В штабе полка Генриху сообщили, что вчера вечером часть итальянских солдат – приблизительно два взвода – бежала. Не поверив слухам о разоружении, большинство солдат осталось в казармах. Но когда сегодня утром немцы окружили казармы, итальянцы открыли огонь. Сейчас к ним послан парламентёр для переговоров. Если переговоры не дадут желаемых результатов, придётся прибегнуть к более решительным мерам, чтобы к вечеру обезоружить всех.

Вернувшись в Кастель ла Фонте и доложив обо всём генералу, Генрих спросил Лютца, как проходит разоружение по другим районам.

– Более менее нормально. Но в горы к партизанам бежало больше батальона. А это уже сила, с которой нельзя не считаться.

– Особенно если учесть, что партизан и без этого немало, – прибавил Генрих.

Было воскресенье, но, учитывая напряжённую обстановку, Эверс приказал всем офицерам оставаться на местах. Это нарушало планы Гольдринга. Накануне он сговорился со своим новым знакомым, бароном Штенгелем, поехать к водопаду, где, как говорили, форели сами прыгают в руки, теперь поездку придётся отложить и порыбачить часик–другой на старом месте – вблизи графского парка.

Когда Генрих спустился к водовороту возле расселины, Штенгель уже был там.

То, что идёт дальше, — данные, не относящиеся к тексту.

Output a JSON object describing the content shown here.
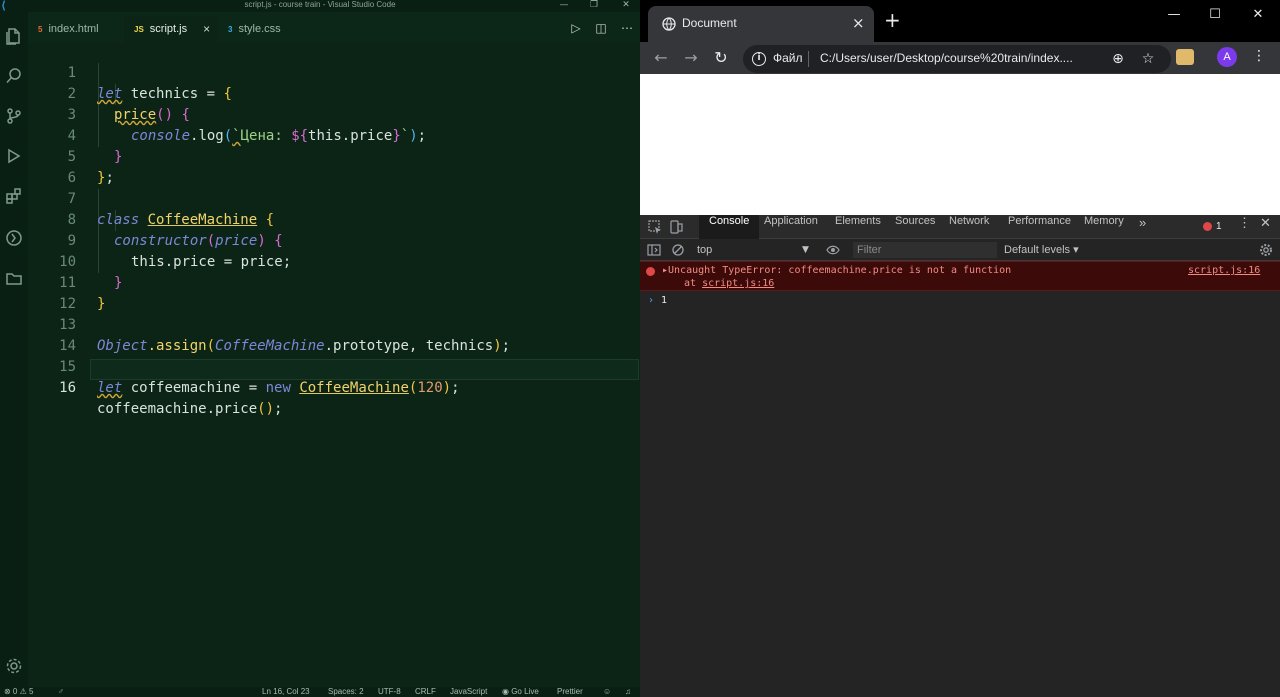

– А-а, наконец, а я думал, что вы сегодня уже не придёте! – поздоровался он, не подавая руки и продолжая наматывать удочку. – Ну как, поедем?

– К сожалению, нет! Сегодня мы, по милости генерала, работаем, – шёпотом, как и полагается опытному рыбаку, который боится спугнуть рыбу, ответил Генрих.

– Из-за этих проклятых макаронников? До сих пор не разоружили?

– Они немного присмирели, но обстановка ещё тревожная. Ровно в десять я должен быть в штабе.

– Тогда не тратьте времени, я и так вас опередил. Посмотрите-ка, какие красавицы!

– О, мне всё равно за вами не угнаться!

Штенгель действительно был мастер по ловле форелей и очень этим гордился. Когда месяц назад Генрих впервые появился на берегу с удочками, майор встретил его не очень приветливо. Но молодой обер-лейтенант с таким искренним восхищением любовался мастерством майора, а сам был так беспомощен, что Штенгелю захотелось щегольнуть. С превосходством опытного спортсмена он объяснял обер-лейтенанту, что форель очень осторожная рыба и не так легко попадает на удочку, что ловят её на мушку и только нахлёстом, притаившись за скалой или кустиком, иначе рыба увидит рыбака, а форель не только сильная, но, и очень хитрая рыба.

Генрих почтительно, с интересом выслушивал эти пояснения, просил разрешения поглядеть, как майор держит удочки, и вообще целиком полагался на его опыт и авторитет.

Через неделю Генрих одолел все премудрости лова и стал ещё более завзятым рыбаком, чем сам Штенгель.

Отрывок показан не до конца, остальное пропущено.